Caminaba de vuelta a casa, el sol se ocultaba y las sombras de la tarde comenzaban a alargarse sobre los campos dorados. No estaba lejos, solo un camino serpenteante me separaba de mi hogar. Fue entonces cuando la vi, una figura solitaria en el camino, una mujer con una canasta equilibrada en su cabeza. Pensé que la alcanzaría pronto, pero por más que aceleraba el paso, ella se mantenía siempre a unos diez metros delante de mí.
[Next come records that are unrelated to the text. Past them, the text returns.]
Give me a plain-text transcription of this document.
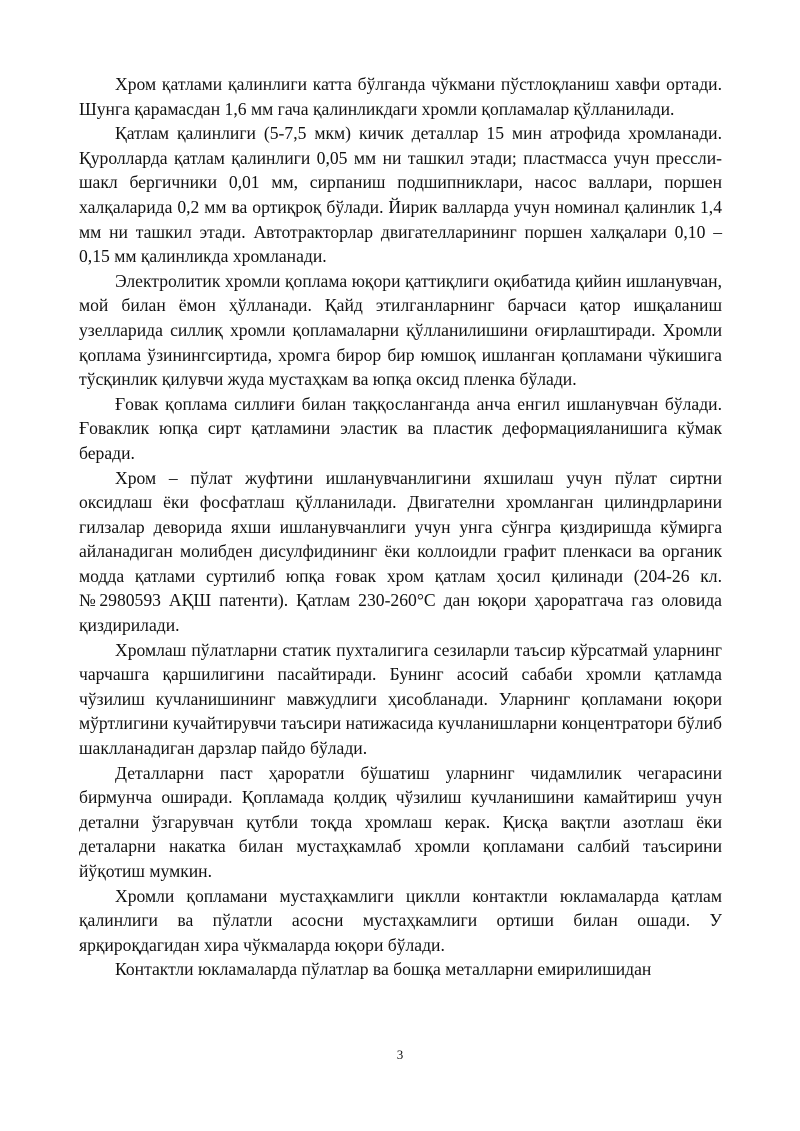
Хром қатлами қалинлиги катта бўлганда чўкмани пўстлоқланиш хавфи ортади. Шунга қарамасдан 1,6 мм гача қалинликдаги хромли қопламалар қўлланилади.

Қатлам қалинлиги (5-7,5 мкм) кичик деталлар 15 мин атрофида хромланади. Қуролларда қатлам қалинлиги 0,05 мм ни ташкил этади; пластмасса учун прессли-шакл бергичники 0,01 мм, сирпаниш подшипниклари, насос валлари, поршен халқаларида 0,2 мм ва ортиқроқ бўлади. Йирик валларда учун номинал қалинлик 1,4 мм ни ташкил этади. Автотракторлар двигателларининг поршен халқалари 0,10 – 0,15 мм қалинликда хромланади.

Электролитик хромли қоплама юқори қаттиқлиги оқибатида қийин ишланувчан, мой билан ёмон ҳўлланади. Қайд этилганларнинг барчаси қатор ишқаланиш узелларида силлиқ хромли қопламаларни қўлланилишини оғирлаштиради. Хромли қоплама ўзинингсиртида, хромга бирор бир юмшоқ ишланган қопламани чўкишига тўсқинлик қилувчи жуда мустаҳкам ва юпқа оксид пленка бўлади.

Ғовак қоплама силлиғи билан таққосланганда анча енгил ишланувчан бўлади. Ғоваклик юпқа сирт қатламини эластик ва пластик деформацияланишига кўмак беради.

Хром – пўлат жуфтини ишланувчанлигини яхшилаш учун пўлат сиртни оксидлаш ёки фосфатлаш қўлланилади. Двигателни хромланган цилиндрларини гилзалар деворида яхши ишланувчанлиги учун унга сўнгра қиздиришда кўмирга айланадиган молибден дисулфидининг ёки коллоидли графит пленкаси ва органик модда қатлами суртилиб юпқа ғовак хром қатлам ҳосил қилинади (204-26 кл.№2980593 АҚШ патенти). Қатлам 230-260°С дан юқори ҳароратгача газ оловида қиздирилади.

Хромлаш пўлатларни статик пухталигига сезиларли таъсир кўрсатмай уларнинг чарчашга қаршилигини пасайтиради. Бунинг асосий сабаби хромли қатламда чўзилиш кучланишининг мавжудлиги ҳисобланади. Уларнинг қопламани юқори мўртлигини кучайтирувчи таъсири натижасида кучланишларни концентратори бўлиб шаклланадиган дарзлар пайдо бўлади.

Деталларни паст ҳароратли бўшатиш уларнинг чидамлилик чегарасини бирмунча оширади. Қопламада қолдиқ чўзилиш кучланишини камайтириш учун детални ўзгарувчан қутбли тоқда хромлаш керак. Қисқа вақтли азотлаш ёки деталарни накатка билан мустаҳкамлаб хромли қопламани салбий таъсирини йўқотиш мумкин.

Хромли қопламани мустаҳкамлиги циклли контактли юкламаларда қатлам қалинлиги ва пўлатли асосни мустаҳкамлиги ортиши билан ошади. У ярқироқдагидан хира чўкмаларда юқори бўлади.

Контактли юкламаларда пўлатлар ва бошқа металларни емирилишидан

3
La curiosidad se convirtió en inquietud. ¿Cómo podía ser que, sin importar mi velocidad, ella se mantuviera siempre a la misma distancia? Apreté el paso, casi corriendo, pero ella... ella simplemente se adelantaba con la misma facilidad, como si el espacio mismo se curvara a su alrededor.
Finalmente, llegué a mi casa, el corazón latiendo con fuerza en mi pecho. Abrí la puerta con manos temblorosas y entré. Al pasar junto al corral, un grito desgarrador rompió el silencio de la noche, un sonido tan horrible que pareció sacudir la tierra bajo mis pies. Caí enfermo, tres días de fiebre que me clavaron en la cama, incapaz de levantarme, con el eco de aquel grito resonando en mis oídos.
Nunca supe quién era ella, ni qué significaba aquel grito. Pero desde entonces, cada vez que el sol se pone y las sombras crecen, siento un escalofrío recorrer mi espalda, y evito mirar el camino que se extiende hacia los campos, temiendo ver la silueta de la mujer con la canasta en la cabeza.